In general, the correspondence theory of truth means that a proposition is true when reality, or some chunk of reality, is the way the proposition says it is. Translating that as directly as possible into physical science, a science, a theory would be true if it’s posits, the things it claims exist, actually exist. For instance, the phlogiston theory is true if something with the properties of phlogiston exists. The important thing is that correspondence in that sense, let’s say “correspondence of ontological content”, is not the same as predictive accuracy. To be sure, a theory would that is not empirically predictive is rejected as being ontological inaccurate as well.....but that does not mean empirical predictiveness is a sufficient criterion of ontological accuracy...we cannot say that a theory tells it like it is, just because it allows us to predict observations.
For one thing, instrumentalists and others who interpret science non realistically, still agree that theories are rendered true other false by evidence,
Another way of making this point is that basically wrong theories can be very accurate. For instance, the Ptolemaic system can be made as accurate as you want for generating predictions, by adding extra epicycles … although it is false, in the sense of lacking ontological accuracy, since epicycles don’t exist.
Another way, still, is to notice that theories with different ontologies can make equivalent predictions, like wave particle duality in physics.
The fourth way is based on sceptical hypotheses, such as Brain in a Vat and the Matrix. Sceptical hypotheses can be rejected, for instance by appeals to Occams Razor, but they cannot be refuted empirically, since any piece of empirical evidence is subject to sceptical interpretation. Occams’s Razor is not empirical
Science conceives of perception as based in causation, and causation as being comprised of chains of causes and effects, with only the ultimate effect, the sensation evoked in the observer, being directly accessible to the observer. The cause of the sensation, the other end of the causal chain, the thing observed, has to be inferred from the sensation, the ultimate effect—and it cannot be inferred uniquely, since, in general, more than one cause can produce the same effect. All illusions, from holograms to stage conjuring, work by producing the effect, the percept, in an unexpected way. A BIV or Matrix observer would assume that the precept of a horse is caused by a horse, but it would actually by a mad scientist pressing buttons.
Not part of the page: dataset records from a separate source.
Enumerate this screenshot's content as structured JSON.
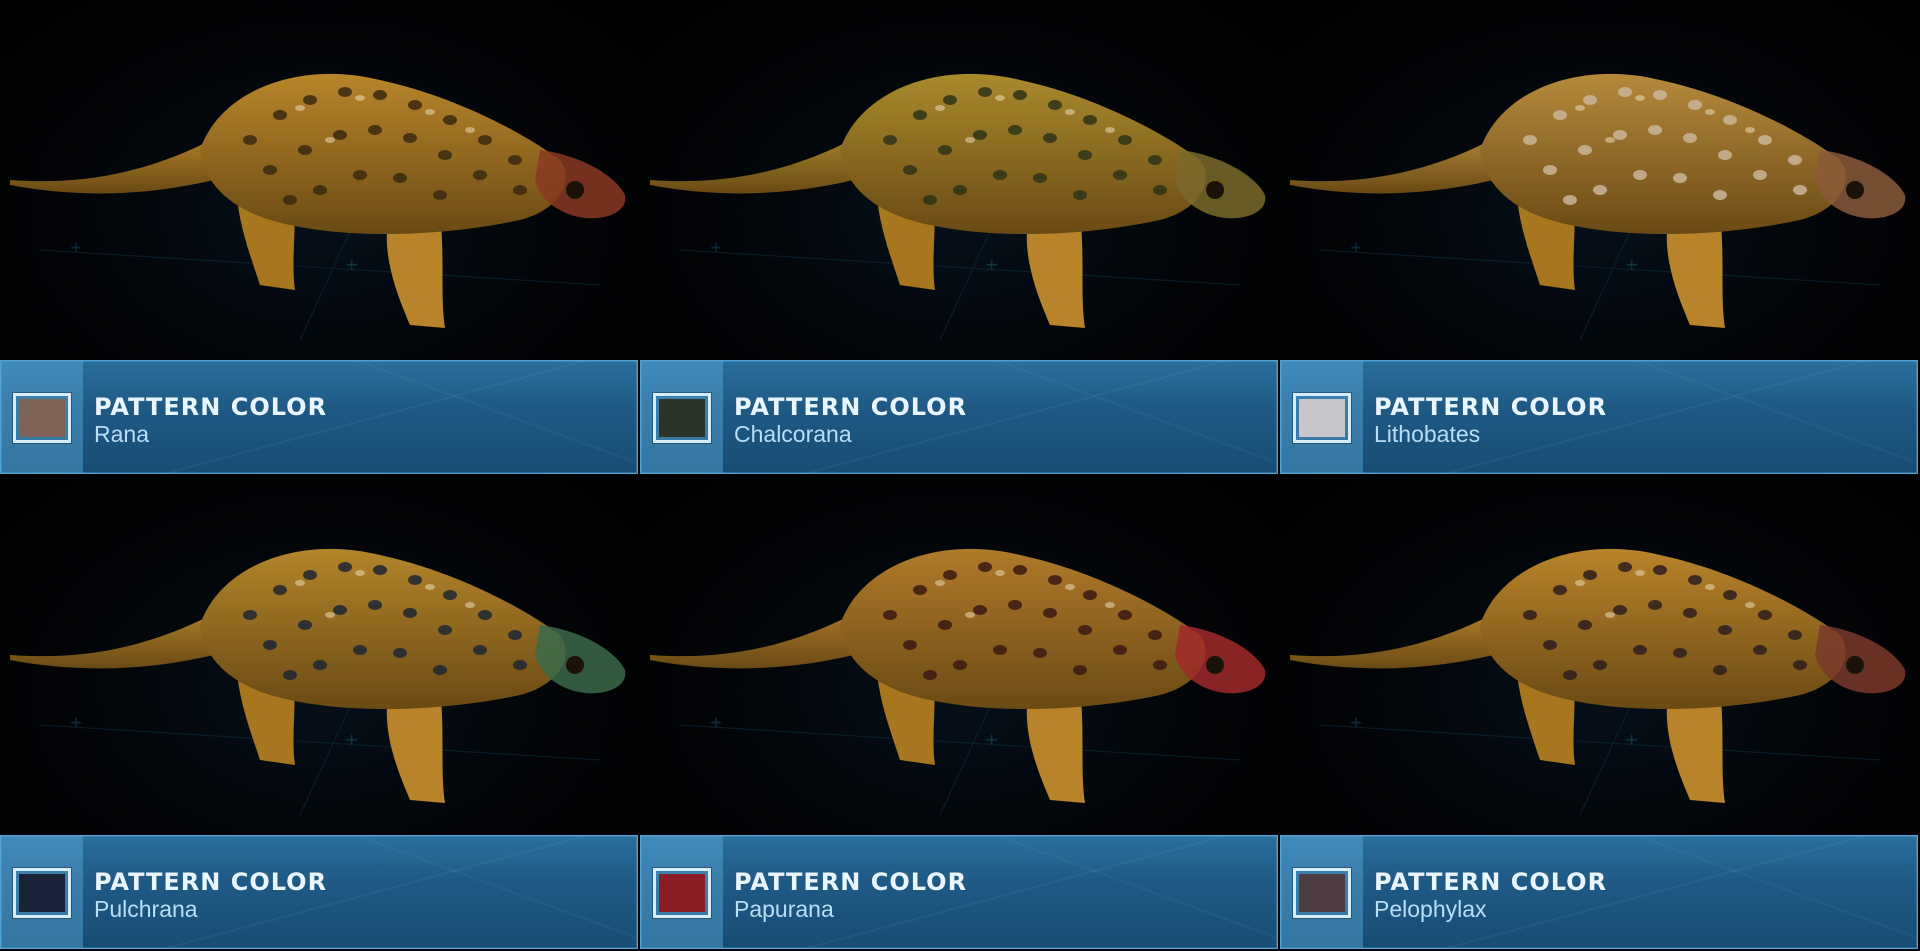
{
  "cards": [
    {
      "title": "PATTERN COLOR",
      "name": "Rana",
      "swatch": "#7d6457",
      "body": "#b8862a",
      "accent": "#3a2a10",
      "head": "#8a3a22"
    },
    {
      "title": "PATTERN COLOR",
      "name": "Chalcorana",
      "swatch": "#2a3528",
      "body": "#a98a2c",
      "accent": "#2e3418",
      "head": "#7a6a2a"
    },
    {
      "title": "PATTERN COLOR",
      "name": "Lithobates",
      "swatch": "#c9c6cb",
      "body": "#b58a3c",
      "accent": "#c9b69a",
      "head": "#8a5a3a"
    },
    {
      "title": "PATTERN COLOR",
      "name": "Pulchrana",
      "swatch": "#1a2238",
      "body": "#b3852a",
      "accent": "#1e2633",
      "head": "#3a6a4a"
    },
    {
      "title": "PATTERN COLOR",
      "name": "Papurana",
      "swatch": "#8a1e24",
      "body": "#b07a2a",
      "accent": "#3a1a12",
      "head": "#a02a2a"
    },
    {
      "title": "PATTERN COLOR",
      "name": "Pelophylax",
      "swatch": "#4e3c44",
      "body": "#b9842a",
      "accent": "#2e1e1e",
      "head": "#7a3a2a"
    }
  ]
}
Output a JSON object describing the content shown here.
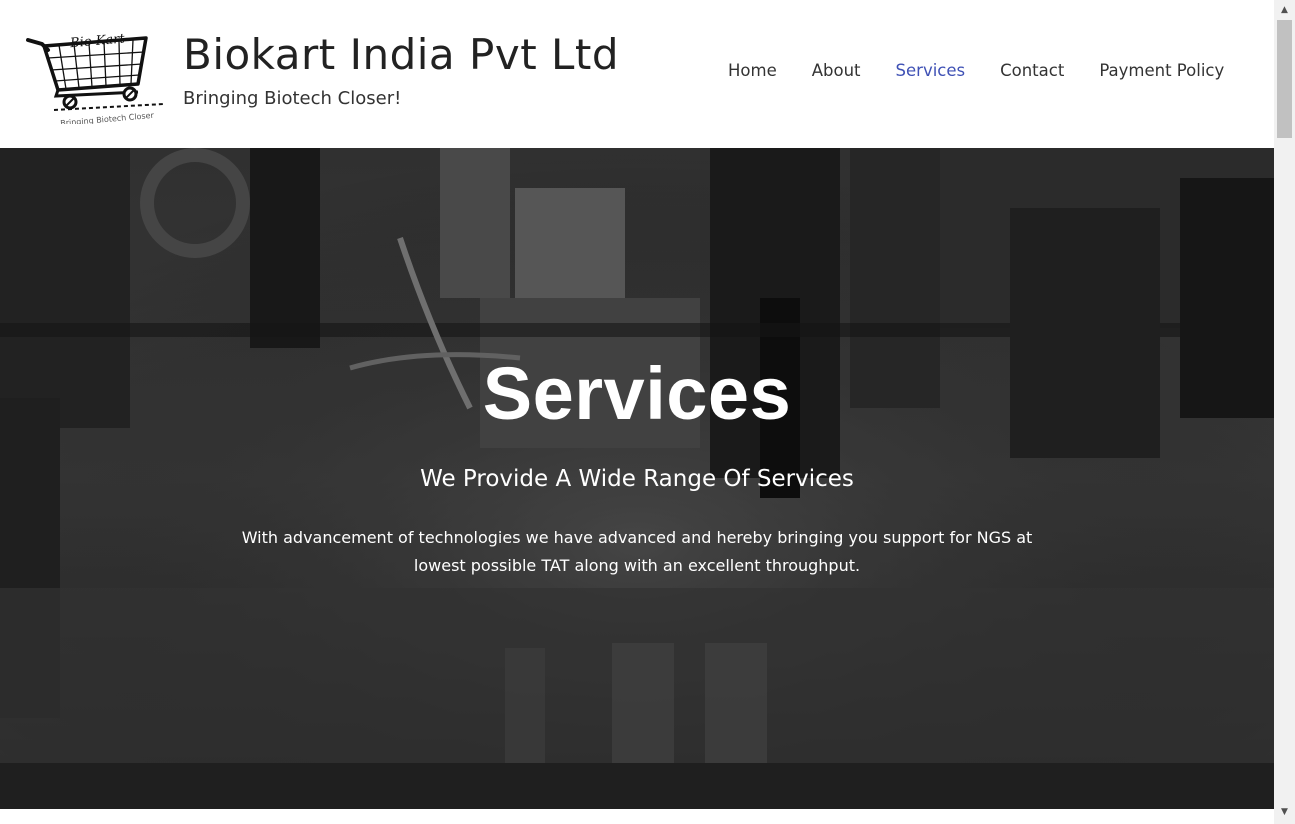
{
  "header": {
    "logo_text": "Bio Kart",
    "logo_caption": "Bringing Biotech Closer",
    "site_title": "Biokart India Pvt Ltd",
    "tagline": "Bringing Biotech Closer!"
  },
  "nav": {
    "items": [
      {
        "label": "Home"
      },
      {
        "label": "About"
      },
      {
        "label": "Services"
      },
      {
        "label": "Contact"
      },
      {
        "label": "Payment Policy"
      }
    ],
    "active": "Services"
  },
  "hero": {
    "title": "Services",
    "subtitle": "We Provide A Wide Range Of Services",
    "text": "With advancement of technologies we have advanced and hereby bringing you support for NGS at lowest possible TAT along with an excellent throughput."
  },
  "colors": {
    "nav_active": "#3f51b5",
    "text_dark": "#222222",
    "hero_overlay": "#2f2f2f"
  },
  "icons": {
    "logo": "shopping-cart-icon",
    "scroll_up": "arrow-up-icon",
    "scroll_down": "arrow-down-icon"
  }
}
A BIV or Matrix observer could come up with science that works, that is useful, for many purposes, so long as their virtual reality had some stable rules. They could infer that dropping an (apparent) brick onto their (apparent) foot would cause pain, and so on. It would be like the player of a computer game being skilled in the game. But the workability of their science is limited to relating apparent causes to apparent effects, not to grounding causes and effects in ultimate reality.